FIG. 3 is a schematic diagram of the result of extracting the spinal point cloud according to the present invention.

Detailed Description

The technical solutions in the embodiments of the present invention will be clearly and completely described below with reference to the drawings in the embodiments of the present invention, and it is obvious that the described embodiments are only a part of the embodiments of the present invention, and not all of the embodiments. All other embodiments, which can be derived from the embodiments of the present invention by a person skilled in the art without any creative effort, should be included in the protection scope of the present invention.

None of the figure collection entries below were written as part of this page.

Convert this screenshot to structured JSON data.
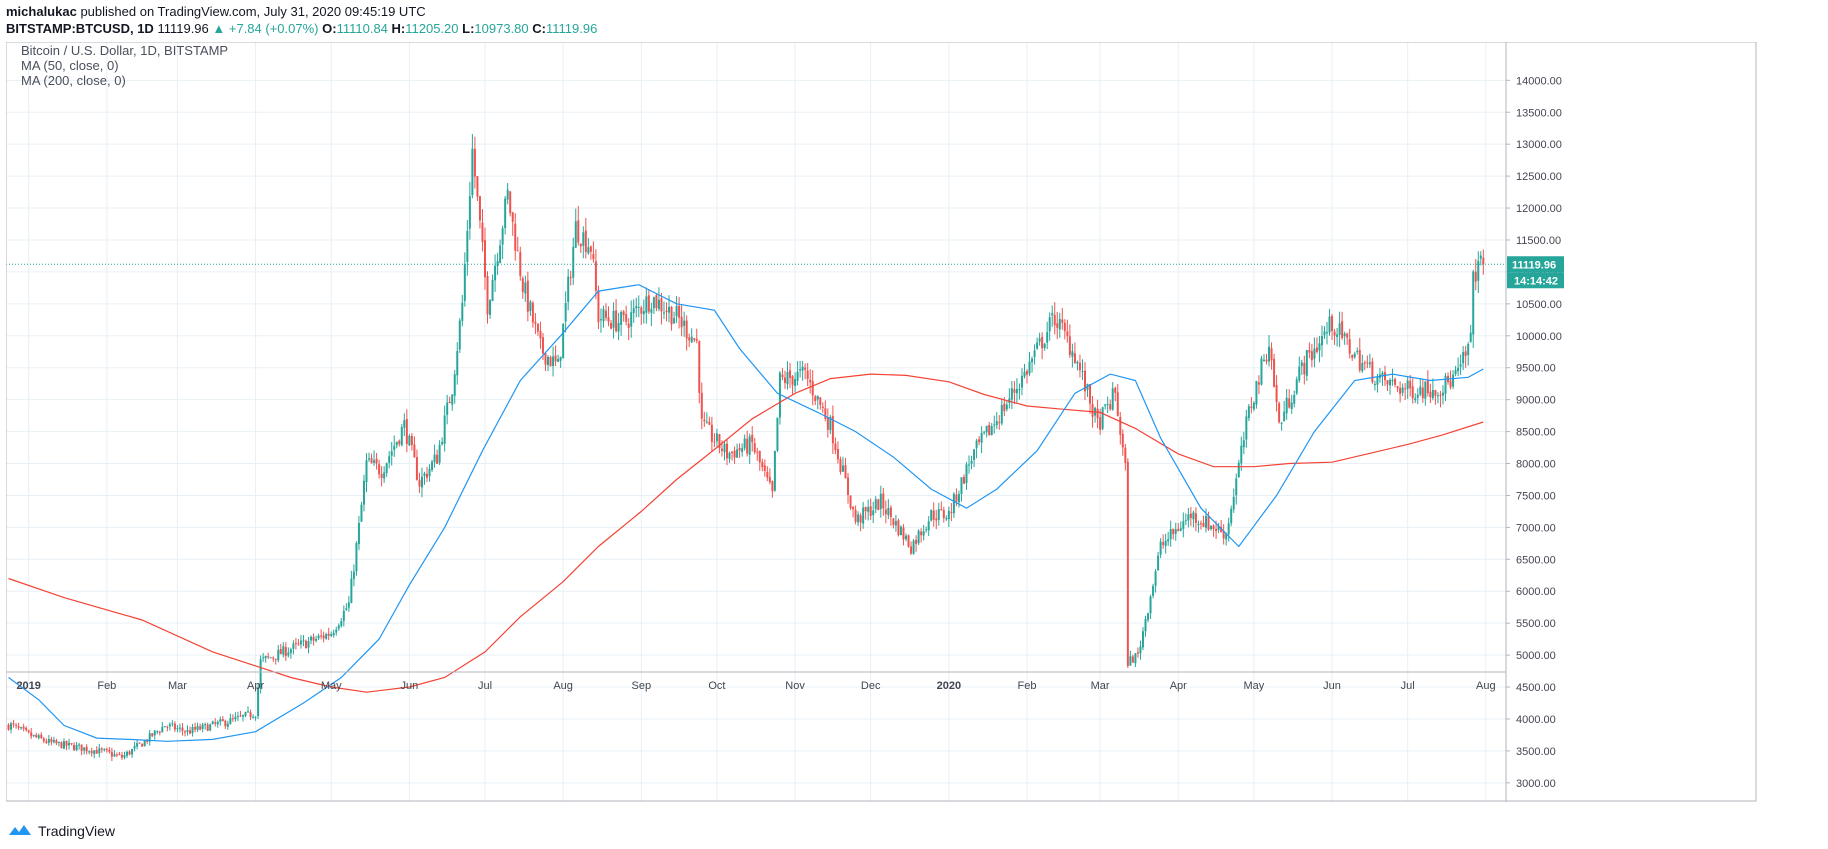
{
  "header": {
    "author": "michalukac",
    "published_text": "published on TradingView.com, July 31, 2020 09:45:19 UTC",
    "symbol": "BITSTAMP:BTCUSD, 1D",
    "last": "11119.96",
    "change": "▲ +7.84 (+0.07%)",
    "o_label": "O:",
    "o_value": "11110.84",
    "h_label": "H:",
    "h_value": "11205.20",
    "l_label": "L:",
    "l_value": "10973.80",
    "c_label": "C:",
    "c_value": "11119.96"
  },
  "legend": {
    "title": "Bitcoin / U.S. Dollar, 1D, BITSTAMP",
    "ma50": "MA (50, close, 0)",
    "ma200": "MA (200, close, 0)"
  },
  "price_tag": {
    "price": "11119.96",
    "countdown": "14:14:42"
  },
  "footer": {
    "brand": "TradingView"
  },
  "colors": {
    "up": "#26a69a",
    "down": "#ef5350",
    "ma50": "#2196f3",
    "ma200": "#f44336",
    "grid": "#e8f0f5",
    "axis_text": "#434651",
    "price_line": "#26a69a"
  },
  "chart_data": {
    "type": "candlestick",
    "x_axis_labels": [
      "2019",
      "Feb",
      "Mar",
      "Apr",
      "May",
      "Jun",
      "Jul",
      "Aug",
      "Sep",
      "Oct",
      "Nov",
      "Dec",
      "2020",
      "Feb",
      "Mar",
      "Apr",
      "May",
      "Jun",
      "Jul",
      "Aug"
    ],
    "y_ticks": [
      "3000.00",
      "3500.00",
      "4000.00",
      "4500.00",
      "5000.00",
      "5500.00",
      "6000.00",
      "6500.00",
      "7000.00",
      "7500.00",
      "8000.00",
      "8500.00",
      "9000.00",
      "9500.00",
      "10000.00",
      "10500.00",
      "11000.00",
      "11500.00",
      "12000.00",
      "12500.00",
      "13000.00",
      "13500.00",
      "14000.00"
    ],
    "ylim": [
      2700,
      14600
    ],
    "x_range": [
      "2018-12-23",
      "2020-08-09"
    ],
    "grid": true,
    "last_price": 11119.96,
    "price_path": [
      [
        "2018-12-25",
        3900
      ],
      [
        "2019-01-01",
        3750
      ],
      [
        "2019-01-10",
        3620
      ],
      [
        "2019-01-20",
        3560
      ],
      [
        "2019-01-31",
        3480
      ],
      [
        "2019-02-07",
        3400
      ],
      [
        "2019-02-15",
        3620
      ],
      [
        "2019-02-24",
        3900
      ],
      [
        "2019-03-05",
        3800
      ],
      [
        "2019-03-15",
        3900
      ],
      [
        "2019-03-25",
        4000
      ],
      [
        "2019-04-01",
        4100
      ],
      [
        "2019-04-03",
        4900
      ],
      [
        "2019-04-15",
        5100
      ],
      [
        "2019-04-25",
        5250
      ],
      [
        "2019-05-01",
        5350
      ],
      [
        "2019-05-08",
        5800
      ],
      [
        "2019-05-12",
        7000
      ],
      [
        "2019-05-15",
        8000
      ],
      [
        "2019-05-21",
        7900
      ],
      [
        "2019-05-30",
        8600
      ],
      [
        "2019-06-05",
        7700
      ],
      [
        "2019-06-12",
        8100
      ],
      [
        "2019-06-18",
        9200
      ],
      [
        "2019-06-22",
        10500
      ],
      [
        "2019-06-26",
        12900
      ],
      [
        "2019-07-02",
        10500
      ],
      [
        "2019-07-10",
        12200
      ],
      [
        "2019-07-16",
        10800
      ],
      [
        "2019-07-23",
        9800
      ],
      [
        "2019-07-30",
        9500
      ],
      [
        "2019-08-06",
        11700
      ],
      [
        "2019-08-12",
        11400
      ],
      [
        "2019-08-15",
        10300
      ],
      [
        "2019-08-25",
        10200
      ],
      [
        "2019-09-05",
        10600
      ],
      [
        "2019-09-15",
        10300
      ],
      [
        "2019-09-23",
        9900
      ],
      [
        "2019-09-25",
        8600
      ],
      [
        "2019-10-05",
        8150
      ],
      [
        "2019-10-15",
        8300
      ],
      [
        "2019-10-23",
        7500
      ],
      [
        "2019-10-26",
        9300
      ],
      [
        "2019-11-05",
        9400
      ],
      [
        "2019-11-15",
        8600
      ],
      [
        "2019-11-25",
        7100
      ],
      [
        "2019-12-05",
        7400
      ],
      [
        "2019-12-17",
        6700
      ],
      [
        "2019-12-25",
        7200
      ],
      [
        "2020-01-01",
        7200
      ],
      [
        "2020-01-10",
        8100
      ],
      [
        "2020-01-20",
        8700
      ],
      [
        "2020-01-31",
        9400
      ],
      [
        "2020-02-12",
        10300
      ],
      [
        "2020-02-20",
        9700
      ],
      [
        "2020-02-29",
        8600
      ],
      [
        "2020-03-07",
        9100
      ],
      [
        "2020-03-11",
        7900
      ],
      [
        "2020-03-12",
        4900
      ],
      [
        "2020-03-16",
        5000
      ],
      [
        "2020-03-25",
        6700
      ],
      [
        "2020-04-06",
        7200
      ],
      [
        "2020-04-20",
        6900
      ],
      [
        "2020-04-29",
        8800
      ],
      [
        "2020-05-07",
        9900
      ],
      [
        "2020-05-11",
        8600
      ],
      [
        "2020-05-20",
        9500
      ],
      [
        "2020-06-01",
        10200
      ],
      [
        "2020-06-10",
        9700
      ],
      [
        "2020-06-20",
        9300
      ],
      [
        "2020-07-01",
        9150
      ],
      [
        "2020-07-15",
        9200
      ],
      [
        "2020-07-21",
        9400
      ],
      [
        "2020-07-26",
        9900
      ],
      [
        "2020-07-27",
        11000
      ],
      [
        "2020-07-31",
        11119.96
      ]
    ],
    "series": [
      {
        "name": "MA (50, close, 0)",
        "points": [
          [
            "2018-12-24",
            4650
          ],
          [
            "2019-01-05",
            4300
          ],
          [
            "2019-01-15",
            3900
          ],
          [
            "2019-01-28",
            3700
          ],
          [
            "2019-02-10",
            3680
          ],
          [
            "2019-02-25",
            3650
          ],
          [
            "2019-03-15",
            3680
          ],
          [
            "2019-04-01",
            3800
          ],
          [
            "2019-04-20",
            4250
          ],
          [
            "2019-05-05",
            4650
          ],
          [
            "2019-05-20",
            5250
          ],
          [
            "2019-06-01",
            6100
          ],
          [
            "2019-06-15",
            7000
          ],
          [
            "2019-06-30",
            8200
          ],
          [
            "2019-07-15",
            9300
          ],
          [
            "2019-07-31",
            10000
          ],
          [
            "2019-08-15",
            10700
          ],
          [
            "2019-08-31",
            10800
          ],
          [
            "2019-09-15",
            10500
          ],
          [
            "2019-09-30",
            10400
          ],
          [
            "2019-10-10",
            9800
          ],
          [
            "2019-10-25",
            9100
          ],
          [
            "2019-11-10",
            8800
          ],
          [
            "2019-11-25",
            8500
          ],
          [
            "2019-12-10",
            8100
          ],
          [
            "2019-12-25",
            7600
          ],
          [
            "2020-01-08",
            7300
          ],
          [
            "2020-01-20",
            7600
          ],
          [
            "2020-02-05",
            8200
          ],
          [
            "2020-02-20",
            9100
          ],
          [
            "2020-03-05",
            9400
          ],
          [
            "2020-03-15",
            9300
          ],
          [
            "2020-03-25",
            8400
          ],
          [
            "2020-04-10",
            7300
          ],
          [
            "2020-04-25",
            6700
          ],
          [
            "2020-05-10",
            7500
          ],
          [
            "2020-05-25",
            8500
          ],
          [
            "2020-06-10",
            9300
          ],
          [
            "2020-06-25",
            9400
          ],
          [
            "2020-07-10",
            9300
          ],
          [
            "2020-07-25",
            9350
          ],
          [
            "2020-07-31",
            9480
          ]
        ]
      },
      {
        "name": "MA (200, close, 0)",
        "points": [
          [
            "2018-12-24",
            6200
          ],
          [
            "2019-01-15",
            5900
          ],
          [
            "2019-02-15",
            5550
          ],
          [
            "2019-03-15",
            5050
          ],
          [
            "2019-04-15",
            4650
          ],
          [
            "2019-05-01",
            4500
          ],
          [
            "2019-05-15",
            4420
          ],
          [
            "2019-06-01",
            4500
          ],
          [
            "2019-06-15",
            4650
          ],
          [
            "2019-07-01",
            5050
          ],
          [
            "2019-07-15",
            5600
          ],
          [
            "2019-08-01",
            6150
          ],
          [
            "2019-08-15",
            6700
          ],
          [
            "2019-09-01",
            7250
          ],
          [
            "2019-09-15",
            7750
          ],
          [
            "2019-10-01",
            8250
          ],
          [
            "2019-10-15",
            8700
          ],
          [
            "2019-11-01",
            9100
          ],
          [
            "2019-11-15",
            9330
          ],
          [
            "2019-12-01",
            9400
          ],
          [
            "2019-12-15",
            9380
          ],
          [
            "2020-01-01",
            9280
          ],
          [
            "2020-01-15",
            9080
          ],
          [
            "2020-02-01",
            8900
          ],
          [
            "2020-02-15",
            8850
          ],
          [
            "2020-03-01",
            8800
          ],
          [
            "2020-03-15",
            8550
          ],
          [
            "2020-04-01",
            8150
          ],
          [
            "2020-04-15",
            7950
          ],
          [
            "2020-05-01",
            7950
          ],
          [
            "2020-05-15",
            8000
          ],
          [
            "2020-06-01",
            8020
          ],
          [
            "2020-06-15",
            8150
          ],
          [
            "2020-07-01",
            8300
          ],
          [
            "2020-07-15",
            8450
          ],
          [
            "2020-07-31",
            8650
          ]
        ]
      }
    ]
  }
}
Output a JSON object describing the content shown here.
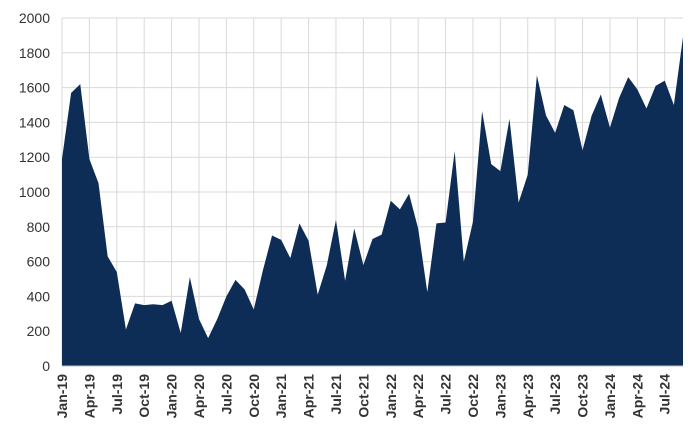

As shown in fig. 1 to 3, the present embodiment discloses a spine point cloud extraction algorithm based on three-dimensional CT, which includes the following steps:

s1, removing the scanning bed.

S2, positioning the midsagittal plane (MSP) of the patient, and rotationally aligning if the MSP is not parallel to the antero-posterior axis of the image.

S3, locating the left and right PSIS coordinates (assuming they are in the same longitudinal slice).

S4, conventionally, the window displays the skin on the CT.

S5, point cloud extraction of connecting PSIS:

in the vertical slice k containing the PSIS, starting from the column corresponding to the left PSIS and ending to the column j corresponding to the right PSIS.

The last pixel of the column in each slice is found and their 3D coordinates (i, j, k) are saved.

S6, point cloud extraction of spinal lines:

search in each frame axial slice k.

The rearmost pixels are found on the column according to msp (j) and their 3D coordinates (i, j, k) are saved.

S7, reverse rotation if necessary (from step 2a to both point clouds).